Key practices that align with the ACA include:
- Virtually all the key health systems in Stakeholder Health provide for populations in communities with significant health disparities in their geographic regions (e.g., Detroit, Memphis, Chicago). They also promote equity and justice as a key element of their core mission, and are building partnerships with diverse stakeholders to address determinants of health that contribute to disparities in both urban and rural communities.
- Key learning sites and partners in Stakeholder Health will offer seminars focusing on areas in which they hold special expertise or are far advanced. For example, Henry Ford Health System in Detroit will offer their Equity Training for all partners, Advocate in Chicago will share lessons learned about building and nurturing robust partnerships with public health, Loma Linda will share their tools and skills in geocoding and Methodist Le Bonheur Healthcare in Memphis will share about their work with faith-based networks.
According to Stakeholder Health partner Maureen Kersmarki of Adventist Health System in Orlando, Florida, the report affirms the necessity to see the social complexity of patients as an asset, not just a problem; the community as relevant partners, not just needs; and the money needed to address the issues is money already being spent—on less effective charity care.
*Stakeholder Health was previously called Health Systems Learning Group (HSLG).
Acacia Bamberg Salatti, Acting Director of the Center for Faith-based and Neighborhood Partnerships at the Department of Health and Human Services, said, “In places like Memphis—where Methodist Healthcare has partnered with 500 congregations—the Stakeholder Health partners have proven community scale innovations that lessen health disparities make economic sense, as well.
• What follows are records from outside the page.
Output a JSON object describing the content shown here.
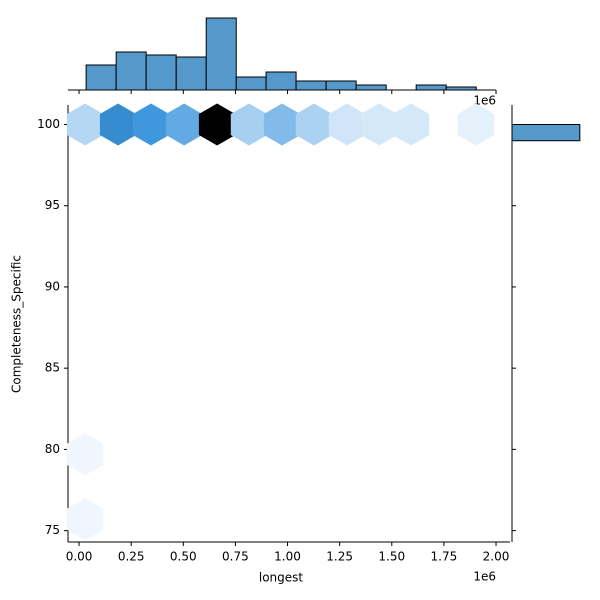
{
  "chart_data": {
    "type": "hexbin",
    "x_label": "longest",
    "y_label": "Completeness_Specific",
    "offset_text": "1e6",
    "xlim": [
      -0.053,
      2.067
    ],
    "ylim": [
      74.3,
      101.2
    ],
    "xticks": [
      {
        "value": 0,
        "label": "0.00"
      },
      {
        "value": 0.25,
        "label": "0.25"
      },
      {
        "value": 0.5,
        "label": "0.50"
      },
      {
        "value": 0.75,
        "label": "0.75"
      },
      {
        "value": 1,
        "label": "1.00"
      },
      {
        "value": 1.25,
        "label": "1.25"
      },
      {
        "value": 1.5,
        "label": "1.50"
      },
      {
        "value": 1.75,
        "label": "1.75"
      },
      {
        "value": 2,
        "label": "2.00"
      }
    ],
    "yticks": [
      75,
      80,
      85,
      90,
      95,
      100
    ],
    "cmap": [
      "#f4f9fe",
      "#3a94dc",
      "#000000"
    ],
    "hexbin": {
      "x": [
        0.029,
        0.187,
        0.345,
        0.504,
        0.662,
        0.815,
        0.974,
        1.127,
        1.285,
        1.439,
        1.592,
        1.904,
        0.029,
        0.029
      ],
      "y": [
        100,
        100,
        100,
        100,
        100,
        100,
        100,
        100,
        100,
        100,
        100,
        100,
        79.7,
        75.7
      ],
      "values": [
        12,
        38,
        35,
        28,
        72,
        15,
        22,
        14,
        7,
        6,
        6,
        3,
        1,
        1
      ]
    },
    "marginal_x": {
      "color": "#5499c9",
      "ylim": [
        0,
        75
      ],
      "bins": [
        0.034,
        0.178,
        0.322,
        0.466,
        0.61,
        0.754,
        0.897,
        1.041,
        1.185,
        1.329,
        1.473,
        1.617,
        1.761,
        1.905
      ],
      "counts": [
        25,
        38,
        35,
        33,
        72,
        13,
        18,
        9,
        9,
        5,
        0,
        5,
        3
      ]
    },
    "marginal_y": {
      "color": "#5499c9",
      "xlim": [
        0,
        230
      ],
      "bins": [
        99.0,
        100.0
      ],
      "counts": [
        200
      ]
    }
  }
}
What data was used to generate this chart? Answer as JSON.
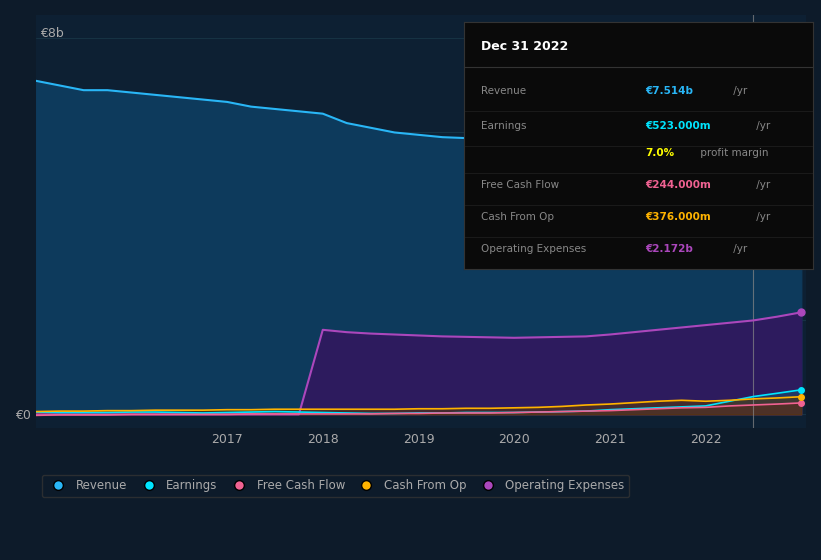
{
  "bg_color": "#0d1b2a",
  "plot_bg_color": "#0d2033",
  "grid_color": "#1a3a4a",
  "years": [
    2015.0,
    2015.25,
    2015.5,
    2015.75,
    2016.0,
    2016.25,
    2016.5,
    2016.75,
    2017.0,
    2017.25,
    2017.5,
    2017.75,
    2018.0,
    2018.25,
    2018.5,
    2018.75,
    2019.0,
    2019.25,
    2019.5,
    2019.75,
    2020.0,
    2020.25,
    2020.5,
    2020.75,
    2021.0,
    2021.25,
    2021.5,
    2021.75,
    2022.0,
    2022.25,
    2022.5,
    2022.75,
    2023.0
  ],
  "revenue": [
    7.1,
    7.0,
    6.9,
    6.9,
    6.85,
    6.8,
    6.75,
    6.7,
    6.65,
    6.55,
    6.5,
    6.45,
    6.4,
    6.2,
    6.1,
    6.0,
    5.95,
    5.9,
    5.88,
    5.86,
    5.85,
    5.82,
    5.8,
    5.8,
    5.85,
    5.95,
    6.1,
    6.3,
    6.4,
    6.6,
    6.9,
    7.3,
    7.514
  ],
  "earnings": [
    0.05,
    0.04,
    0.04,
    0.04,
    0.05,
    0.05,
    0.04,
    0.03,
    0.04,
    0.05,
    0.06,
    0.05,
    0.04,
    0.03,
    0.02,
    0.02,
    0.03,
    0.03,
    0.04,
    0.04,
    0.04,
    0.05,
    0.06,
    0.07,
    0.1,
    0.12,
    0.14,
    0.16,
    0.18,
    0.28,
    0.38,
    0.45,
    0.523
  ],
  "free_cash_flow": [
    -0.02,
    -0.01,
    -0.01,
    -0.01,
    0.0,
    0.0,
    0.0,
    0.0,
    0.0,
    0.01,
    0.01,
    0.01,
    0.01,
    0.01,
    0.01,
    0.02,
    0.02,
    0.03,
    0.03,
    0.03,
    0.04,
    0.05,
    0.06,
    0.07,
    0.08,
    0.1,
    0.12,
    0.14,
    0.15,
    0.18,
    0.2,
    0.22,
    0.244
  ],
  "cash_from_op": [
    0.06,
    0.07,
    0.07,
    0.08,
    0.08,
    0.09,
    0.09,
    0.09,
    0.1,
    0.1,
    0.11,
    0.11,
    0.11,
    0.11,
    0.11,
    0.11,
    0.12,
    0.12,
    0.13,
    0.13,
    0.14,
    0.15,
    0.17,
    0.2,
    0.22,
    0.25,
    0.28,
    0.3,
    0.28,
    0.3,
    0.33,
    0.35,
    0.376
  ],
  "operating_expenses": [
    0.0,
    0.0,
    0.0,
    0.0,
    0.0,
    0.0,
    0.0,
    0.0,
    0.0,
    0.0,
    0.0,
    0.0,
    1.8,
    1.75,
    1.72,
    1.7,
    1.68,
    1.66,
    1.65,
    1.64,
    1.63,
    1.64,
    1.65,
    1.66,
    1.7,
    1.75,
    1.8,
    1.85,
    1.9,
    1.95,
    2.0,
    2.08,
    2.172
  ],
  "revenue_color": "#29b6f6",
  "revenue_fill": "#0d3a5c",
  "earnings_color": "#00e5ff",
  "free_cash_flow_color": "#f06292",
  "cash_from_op_color": "#ffb300",
  "operating_expenses_color": "#ab47bc",
  "operating_expenses_fill": "#2d1b5e",
  "tooltip_bg": "#0a0a0a",
  "tooltip_border": "#333333",
  "ylim": [
    -0.3,
    8.5
  ],
  "xtick_years": [
    2017,
    2018,
    2019,
    2020,
    2021,
    2022
  ],
  "legend_items": [
    "Revenue",
    "Earnings",
    "Free Cash Flow",
    "Cash From Op",
    "Operating Expenses"
  ],
  "legend_colors": [
    "#29b6f6",
    "#00e5ff",
    "#f06292",
    "#ffb300",
    "#ab47bc"
  ],
  "vline_x": 2022.5,
  "title": "Dec 31 2022",
  "tooltip_rows": [
    {
      "label": "Revenue",
      "value": "€7.514b",
      "vcolor": "#29b6f6",
      "suffix": " /yr"
    },
    {
      "label": "Earnings",
      "value": "€523.000m",
      "vcolor": "#00e5ff",
      "suffix": " /yr"
    },
    {
      "label": "",
      "value": "7.0%",
      "vcolor": "#ffff00",
      "suffix": " profit margin"
    },
    {
      "label": "Free Cash Flow",
      "value": "€244.000m",
      "vcolor": "#f06292",
      "suffix": " /yr"
    },
    {
      "label": "Cash From Op",
      "value": "€376.000m",
      "vcolor": "#ffb300",
      "suffix": " /yr"
    },
    {
      "label": "Operating Expenses",
      "value": "€2.172b",
      "vcolor": "#ab47bc",
      "suffix": " /yr"
    }
  ]
}
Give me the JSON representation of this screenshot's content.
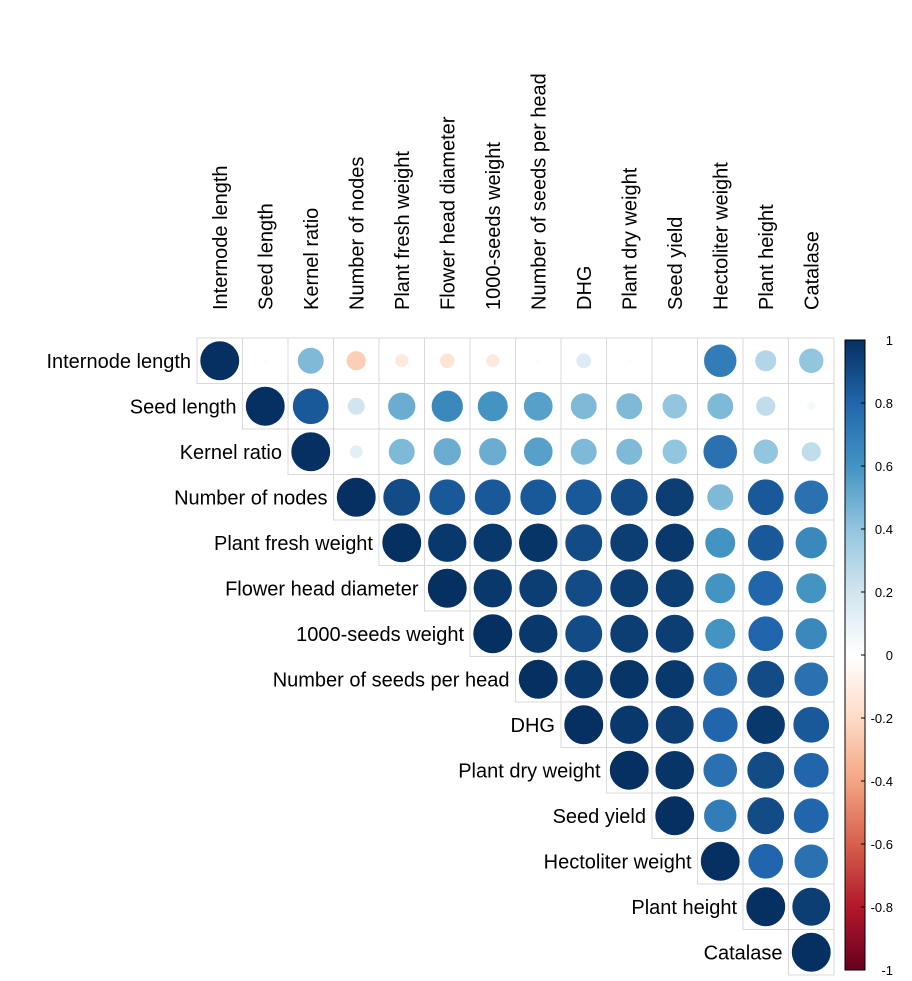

The Stakeholder Health report provides evidence-based initiatives that transform unmanaged charity care into strategic, sustainable community health improvement.”
The Stakeholder Health members have committed to continue exploring approaches to dissolve the walls between healthcare and health, between hospital and community, and to find true cost savings in the process.
Funding for the report was provided in part by the Robert Wood Johnson Foundation.